Begun as a brass band that emphasized pop music, Boss Brass added a saxophone section in 1971 and started playing more jazz. Eventually, it grew into a big band with 22 musicians, many of them among Toronto's best, and released a steady lineup of albums.

McConnell won his first Grammy in 1984 as an artist for his recording “All in Good Time" and received two more in the 1990s for his work as an arranger. The group also won at least three Juno Awards, the Canadian equivalent of the Grammy.

Many band members were freelance studio musicians who stayed with the Boss Brass for most of its nearly 30-year run. It was expensive to tour with such a large group, and when big-band work began drying up, McConnell reinvented the group in 1997 as a 10-piece all-star ensemble he called the Rob McConnell Tentet.

Born Feb. 14, 1935, in London, Canada, McConnell grew up in Toronto.

In high school, he took up the slide trombone but later switched to a trombone that has valves like a trumpet. He was one of the few modern masters of the valve trombone, according to Feather.

As a young man, McConnell worked on oil rigs and as a stockbroker before settling on music as a career.

After playing in Toronto for a few years, he moved to New York in 1963 and worked mainly in the orchestra of Maynard Ferguson.
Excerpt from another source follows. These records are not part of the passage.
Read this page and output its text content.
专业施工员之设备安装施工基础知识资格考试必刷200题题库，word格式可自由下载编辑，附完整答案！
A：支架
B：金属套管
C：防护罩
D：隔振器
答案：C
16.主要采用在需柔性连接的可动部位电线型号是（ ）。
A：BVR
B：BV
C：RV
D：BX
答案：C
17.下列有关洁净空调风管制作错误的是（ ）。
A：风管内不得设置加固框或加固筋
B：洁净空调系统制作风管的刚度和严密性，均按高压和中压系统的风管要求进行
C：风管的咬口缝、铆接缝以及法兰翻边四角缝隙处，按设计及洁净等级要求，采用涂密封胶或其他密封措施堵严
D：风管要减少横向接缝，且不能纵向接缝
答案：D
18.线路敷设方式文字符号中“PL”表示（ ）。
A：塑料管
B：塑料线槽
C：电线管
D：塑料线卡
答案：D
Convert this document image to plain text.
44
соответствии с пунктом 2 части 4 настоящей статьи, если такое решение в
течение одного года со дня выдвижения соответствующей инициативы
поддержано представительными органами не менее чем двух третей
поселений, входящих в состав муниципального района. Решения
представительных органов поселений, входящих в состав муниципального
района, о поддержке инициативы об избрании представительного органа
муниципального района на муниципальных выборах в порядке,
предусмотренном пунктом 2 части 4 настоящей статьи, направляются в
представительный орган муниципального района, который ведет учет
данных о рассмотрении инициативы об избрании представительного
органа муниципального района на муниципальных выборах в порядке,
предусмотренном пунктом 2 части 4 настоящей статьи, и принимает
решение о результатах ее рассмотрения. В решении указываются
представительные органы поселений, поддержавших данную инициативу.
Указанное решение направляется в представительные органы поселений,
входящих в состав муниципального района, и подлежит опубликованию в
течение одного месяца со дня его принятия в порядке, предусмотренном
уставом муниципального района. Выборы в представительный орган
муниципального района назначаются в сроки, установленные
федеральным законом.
McConnell soon returned to Toronto and a productive life as a studio musician.

He lived in the U.S. one more time, in 1998, when he spent 16 months teaching at the Grove School of Music in Van Nuys.
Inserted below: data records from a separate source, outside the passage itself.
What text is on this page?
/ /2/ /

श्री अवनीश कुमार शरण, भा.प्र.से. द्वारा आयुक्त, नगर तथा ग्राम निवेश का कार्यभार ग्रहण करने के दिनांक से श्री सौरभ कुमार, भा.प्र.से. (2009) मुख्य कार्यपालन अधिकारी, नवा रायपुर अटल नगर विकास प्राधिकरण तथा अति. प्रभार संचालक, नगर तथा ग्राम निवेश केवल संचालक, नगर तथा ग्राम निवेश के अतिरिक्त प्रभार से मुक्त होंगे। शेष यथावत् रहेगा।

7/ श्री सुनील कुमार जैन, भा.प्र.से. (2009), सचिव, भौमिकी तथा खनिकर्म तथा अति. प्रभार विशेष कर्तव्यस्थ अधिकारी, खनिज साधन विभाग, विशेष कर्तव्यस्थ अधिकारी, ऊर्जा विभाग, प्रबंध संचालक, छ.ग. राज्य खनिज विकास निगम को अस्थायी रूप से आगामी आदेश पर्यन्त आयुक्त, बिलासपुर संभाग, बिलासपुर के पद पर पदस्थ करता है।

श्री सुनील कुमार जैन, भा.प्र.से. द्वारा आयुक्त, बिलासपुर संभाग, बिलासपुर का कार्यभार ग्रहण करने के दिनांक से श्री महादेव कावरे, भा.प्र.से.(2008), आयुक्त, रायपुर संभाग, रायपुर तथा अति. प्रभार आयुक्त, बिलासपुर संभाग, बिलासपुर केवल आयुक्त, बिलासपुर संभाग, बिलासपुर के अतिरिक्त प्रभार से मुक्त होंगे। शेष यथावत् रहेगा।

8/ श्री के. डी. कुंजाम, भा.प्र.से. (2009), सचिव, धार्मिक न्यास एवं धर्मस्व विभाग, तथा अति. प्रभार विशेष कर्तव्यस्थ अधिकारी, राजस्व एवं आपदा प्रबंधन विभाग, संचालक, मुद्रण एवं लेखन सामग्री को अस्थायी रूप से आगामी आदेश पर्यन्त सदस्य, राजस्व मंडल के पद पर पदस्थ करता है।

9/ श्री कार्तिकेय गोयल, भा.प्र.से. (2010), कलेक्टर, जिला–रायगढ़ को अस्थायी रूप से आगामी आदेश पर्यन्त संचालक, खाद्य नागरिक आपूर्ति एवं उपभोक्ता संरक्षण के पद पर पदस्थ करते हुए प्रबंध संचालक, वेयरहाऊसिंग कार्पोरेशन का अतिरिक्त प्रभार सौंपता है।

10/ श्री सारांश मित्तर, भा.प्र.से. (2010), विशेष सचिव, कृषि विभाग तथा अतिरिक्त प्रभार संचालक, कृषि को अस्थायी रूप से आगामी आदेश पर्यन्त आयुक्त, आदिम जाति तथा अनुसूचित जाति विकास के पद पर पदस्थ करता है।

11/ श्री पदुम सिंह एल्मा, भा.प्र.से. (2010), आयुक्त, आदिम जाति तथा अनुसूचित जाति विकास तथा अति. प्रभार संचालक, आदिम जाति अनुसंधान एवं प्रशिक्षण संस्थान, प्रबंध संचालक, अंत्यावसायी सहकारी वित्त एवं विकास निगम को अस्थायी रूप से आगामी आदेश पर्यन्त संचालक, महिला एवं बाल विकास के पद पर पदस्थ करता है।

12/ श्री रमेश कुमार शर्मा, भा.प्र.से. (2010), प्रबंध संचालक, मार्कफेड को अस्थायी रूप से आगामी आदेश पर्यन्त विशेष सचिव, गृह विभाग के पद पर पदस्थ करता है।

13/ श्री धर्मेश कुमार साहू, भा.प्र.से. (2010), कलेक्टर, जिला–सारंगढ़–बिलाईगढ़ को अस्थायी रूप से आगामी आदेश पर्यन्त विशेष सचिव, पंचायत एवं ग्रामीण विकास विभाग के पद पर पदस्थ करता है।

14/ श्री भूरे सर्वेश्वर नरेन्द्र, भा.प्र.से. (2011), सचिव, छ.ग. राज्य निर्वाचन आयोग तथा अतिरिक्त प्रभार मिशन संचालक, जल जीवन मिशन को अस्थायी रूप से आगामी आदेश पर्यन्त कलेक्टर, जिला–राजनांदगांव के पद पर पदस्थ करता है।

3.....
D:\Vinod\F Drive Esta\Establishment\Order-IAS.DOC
“I played with all the great bands down there as I became the 'trombone sub' of the city," McConnell said in 1995 in Ontario's Hamilton Spectator newspaper.

Boss Brass broke up when McConnell moved to Los Angeles, but by 1991, it was back together.

Onstage, he was “a dryly funny announcer," whose infectious personality induced “a team spirit," Feather wrote in The Times in 1984, “that has few if any equals on today's big-band scene."